The theory behind Equal Pay Day, as AEI's Mark Perry notes, is that "blatant, widespread and illegal gender discrimination in the labor market is one of the main reasons for the gender pay gap, which can only be corrected with increased regulatory action and equal pay legislation at the federal and state levels."

Perry finds some other factors that have nothing to do with gender discrimination and yet affect pay. Men, for example, seem to be willing to endure longer commutes to the job–17.4 minutes for women as opposed to 25.3 minutes for men.

Mightn't these numbers indicate that men and women make different choices that can have an effect on earnings? Maybe women are more inclined to reject longer commutes, and, if so, what's wrong with that? It's a free choice.
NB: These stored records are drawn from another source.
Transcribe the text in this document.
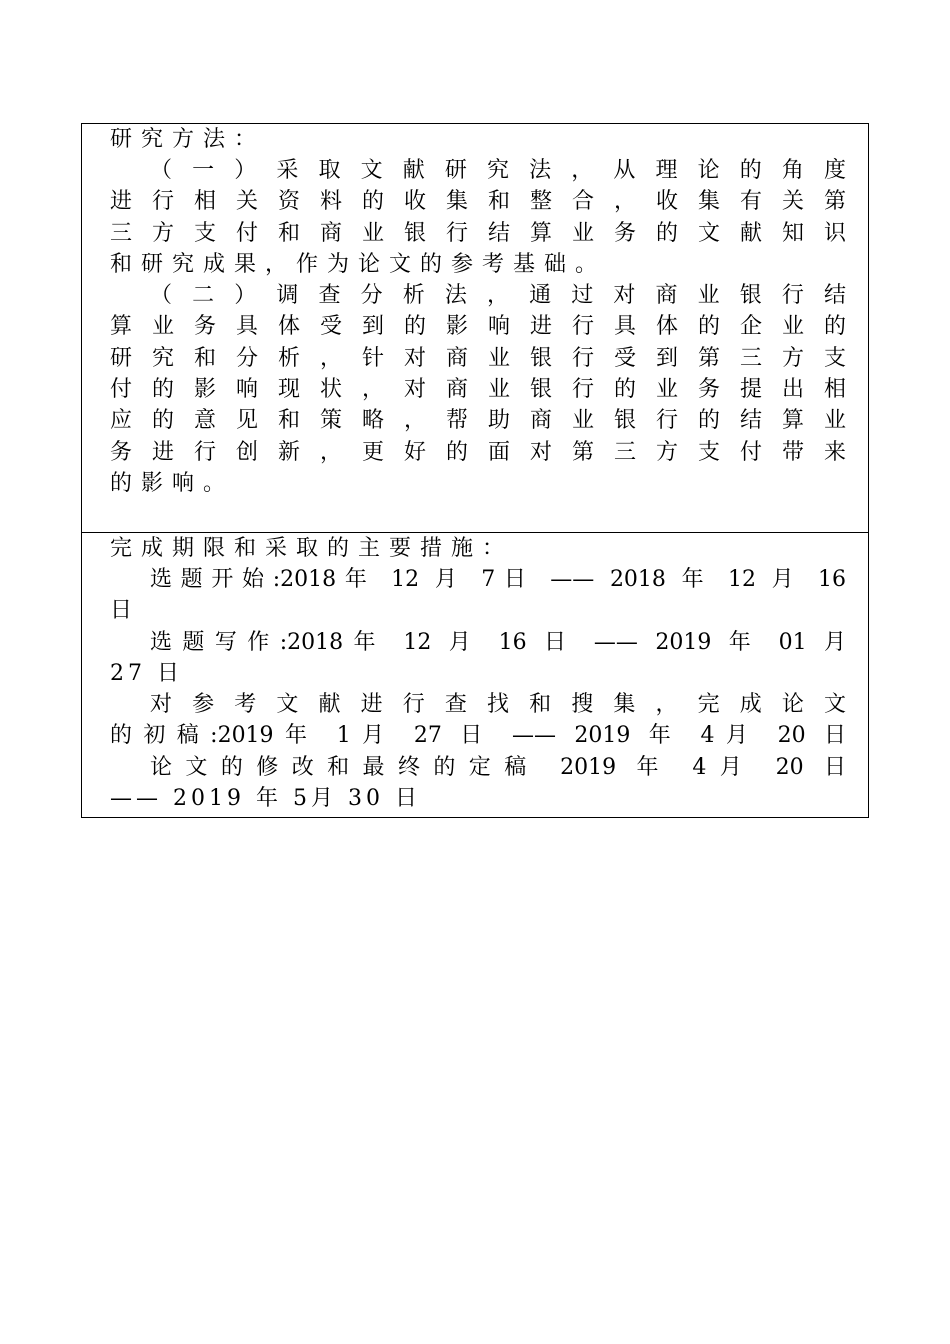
研究方法：
（一）采取文献研究法，从理论的角度
进行相关资料的收集和整合，收集有关第
三方支付和商业银行结算业务的文献知识
和研究成果，作为论文的参考基础。
（二）调查分析法，通过对商业银行结
算业务具体受到的影响进行具体的企业的
研究和分析，针对商业银行受到第三方支
付的影响现状，对商业银行的业务提出相
应的意见和策略，帮助商业银行的结算业
务进行创新，更好的面对第三方支付带来
的影响。
完成期限和采取的主要措施：
选题开始:2018年 12 月 7日 —— 2018 年 12 月 16
日
选题写作:2018年 12 月 16 日 —— 2019 年 01 月
27 日
对参考文献进行查找和搜集，完成论文
的初稿:2019年 1月 27 日 —— 2019 年 4月 20 日
论文的修改和最终的定稿 2019 年 4月 20 日
—— 2019 年 5月 30 日
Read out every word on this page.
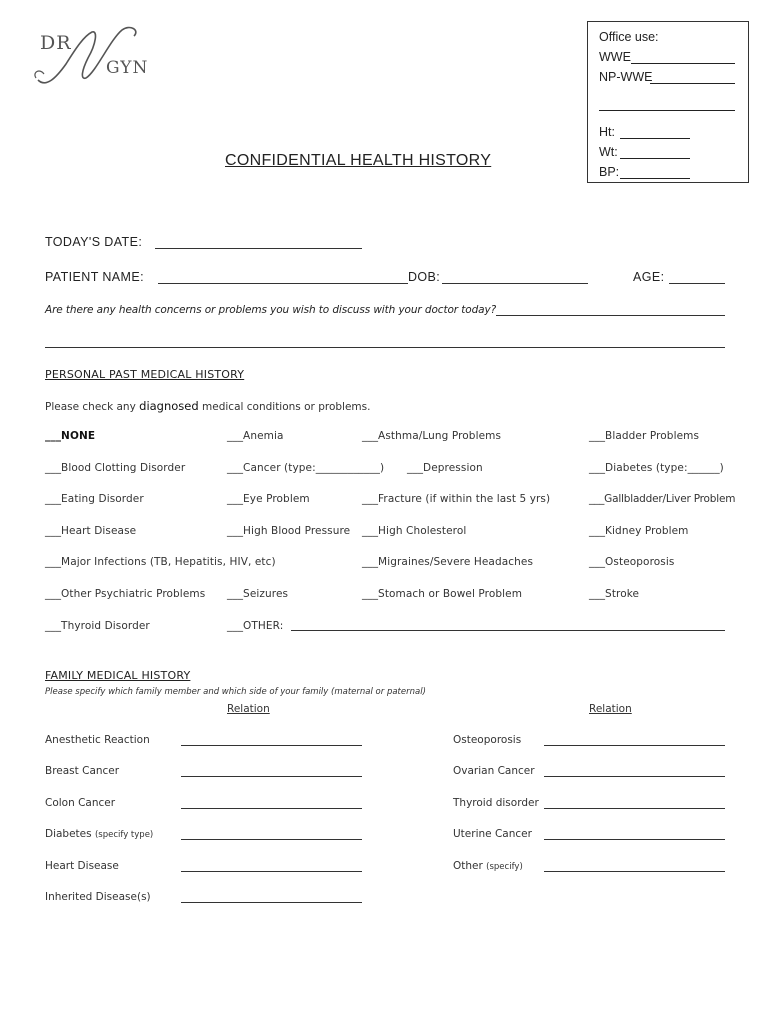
DR
GYN
Office use:
WWE
NP-WWE
Ht:
Wt:
BP:
CONFIDENTIAL HEALTH HISTORY
TODAY'S DATE:
PATIENT NAME:	DOB:	AGE:
Are there any health concerns or problems you wish to discuss with your doctor today?
PERSONAL PAST MEDICAL HISTORY
Please check any diagnosed medical conditions or problems.
___NONE	___Anemia	___Asthma/Lung Problems	___Bladder Problems
___Blood Clotting Disorder	___Cancer (type:____________) ___Depression	___Diabetes (type:______)
___Eating Disorder	___Eye Problem	___Fracture (if within the last 5 yrs)	___Gallbladder/Liver Problem
___Heart Disease	___High Blood Pressure ___High Cholesterol	___Kidney Problem
___Major Infections (TB, Hepatitis, HIV, etc)	___Migraines/Severe Headaches	___Osteoporosis
___Other Psychiatric Problems ___Seizures	___Stomach or Bowel Problem	___Stroke
___Thyroid Disorder	___OTHER:
FAMILY MEDICAL HISTORY
Please specify which family member and which side of your family (maternal or paternal)
Relation	Relation
Anesthetic Reaction	Osteoporosis
Breast Cancer	Ovarian Cancer
Colon Cancer	Thyroid disorder
Diabetes (specify type)	Uterine Cancer
Heart Disease	Other (specify)
Inherited Disease(s)
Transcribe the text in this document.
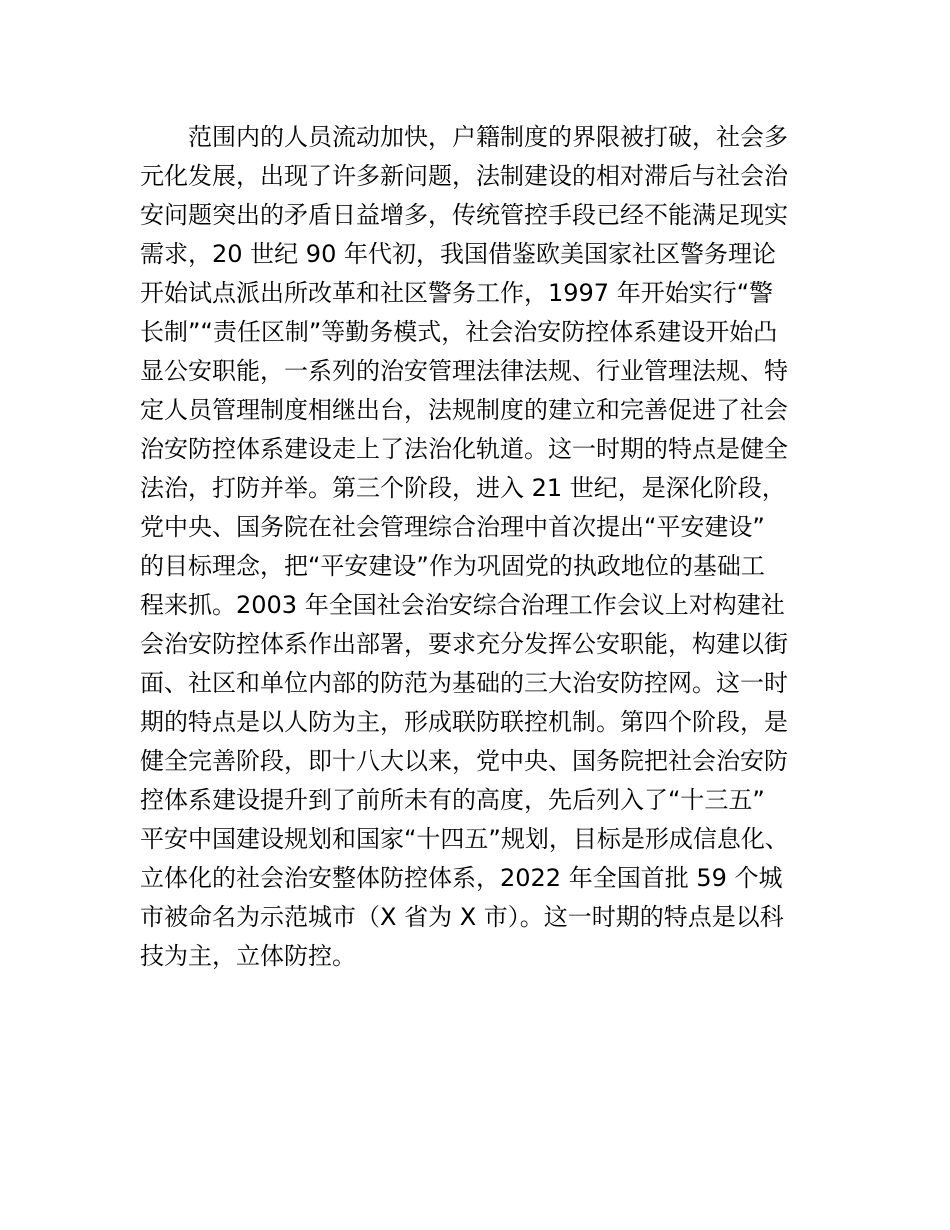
范围内的人员流动加快，户籍制度的界限被打破，社会多
元化发展，出现了许多新问题，法制建设的相对滞后与社会治
安问题突出的矛盾日益增多，传统管控手段已经不能满足现实
需求，20 世纪 90 年代初，我国借鉴欧美国家社区警务理论
开始试点派出所改革和社区警务工作，1997 年开始实行“警
长制”“责任区制”等勤务模式，社会治安防控体系建设开始凸
显公安职能，一系列的治安管理法律法规、行业管理法规、特
定人员管理制度相继出台，法规制度的建立和完善促进了社会
治安防控体系建设走上了法治化轨道。这一时期的特点是健全
法治，打防并举。第三个阶段，进入 21 世纪，是深化阶段，
党中央、国务院在社会管理综合治理中首次提出“平安建设”
的目标理念，把“平安建设”作为巩固党的执政地位的基础工
程来抓。2003 年全国社会治安综合治理工作会议上对构建社
会治安防控体系作出部署，要求充分发挥公安职能，构建以街
面、社区和单位内部的防范为基础的三大治安防控网。这一时
期的特点是以人防为主，形成联防联控机制。第四个阶段，是
健全完善阶段，即十八大以来，党中央、国务院把社会治安防
控体系建设提升到了前所未有的高度，先后列入了“十三五”
平安中国建设规划和国家“十四五”规划，目标是形成信息化、
立体化的社会治安整体防控体系，2022 年全国首批 59 个城
市被命名为示范城市（X 省为 X 市）。这一时期的特点是以科
技为主，立体防控。
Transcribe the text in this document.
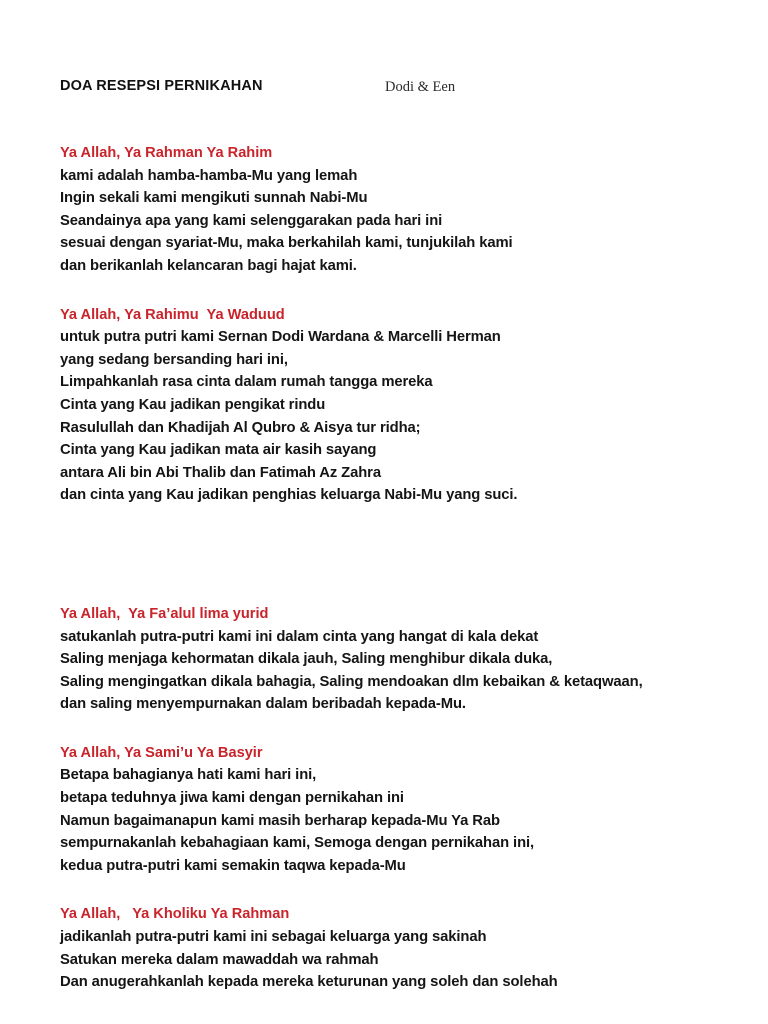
DOA RESEPSI PERNIKAHAN	Dodi & Een
Ya Allah, Ya Rahman Ya Rahim
kami adalah hamba-hamba-Mu yang lemah
Ingin sekali kami mengikuti sunnah Nabi-Mu
Seandainya apa yang kami selenggarakan pada hari ini
sesuai dengan syariat-Mu, maka berkahilah kami, tunjukilah kami
dan berikanlah kelancaran bagi hajat kami.
Ya Allah, Ya Rahimu  Ya Waduud
untuk putra putri kami Sernan Dodi Wardana & Marcelli Herman
yang sedang bersanding hari ini,
Limpahkanlah rasa cinta dalam rumah tangga mereka
Cinta yang Kau jadikan pengikat rindu
Rasulullah dan Khadijah Al Qubro & Aisya tur ridha;
Cinta yang Kau jadikan mata air kasih sayang
antara Ali bin Abi Thalib dan Fatimah Az Zahra
dan cinta yang Kau jadikan penghias keluarga Nabi-Mu yang suci.
Ya Allah,  Ya Fa’alul lima yurid
satukanlah putra-putri kami ini dalam cinta yang hangat di kala dekat
Saling menjaga kehormatan dikala jauh, Saling menghibur dikala duka,
Saling mengingatkan dikala bahagia, Saling mendoakan dlm kebaikan & ketaqwaan,
dan saling menyempurnakan dalam beribadah kepada-Mu.
Ya Allah, Ya Sami’u Ya Basyir
Betapa bahagianya hati kami hari ini,
betapa teduhnya jiwa kami dengan pernikahan ini
Namun bagaimanapun kami masih berharap kepada-Mu Ya Rab
sempurnakanlah kebahagiaan kami, Semoga dengan pernikahan ini,
kedua putra-putri kami semakin taqwa kepada-Mu
Ya Allah,   Ya Kholiku Ya Rahman
jadikanlah putra-putri kami ini sebagai keluarga yang sakinah
Satukan mereka dalam mawaddah wa rahmah
Dan anugerahkanlah kepada mereka keturunan yang soleh dan solehah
Perry also found that women opt for safer jobs. Investor's Business Daily, using Perry's research, broke down the numbers on certain dangerous jobs. Here is how male-dominated certain lines of work are:

  1. Logging: 94.9%.
  2. Fishing: 99.9%.
  3. Pilots: 94.8%.
  4. Roofers: 98.3.
  5. Garbage collectors: 91.4%.

Looking at these male-dominated fields, IBD asks:

Is this because women are wrongfully being denied these jobs?

Of course not. It's because men and women make different choices. And we're cool with that.

We're women here at IWF. We want women to be paid fairly. We want to be paid fairly!

What we don't want is for a debunked gender wage gap, allegedly based on gender discrimination, to be usedas a rationale for further federal intrusion into the workplace.

We particularly don't want this to happen at a time of unparalleled opportunities for American women.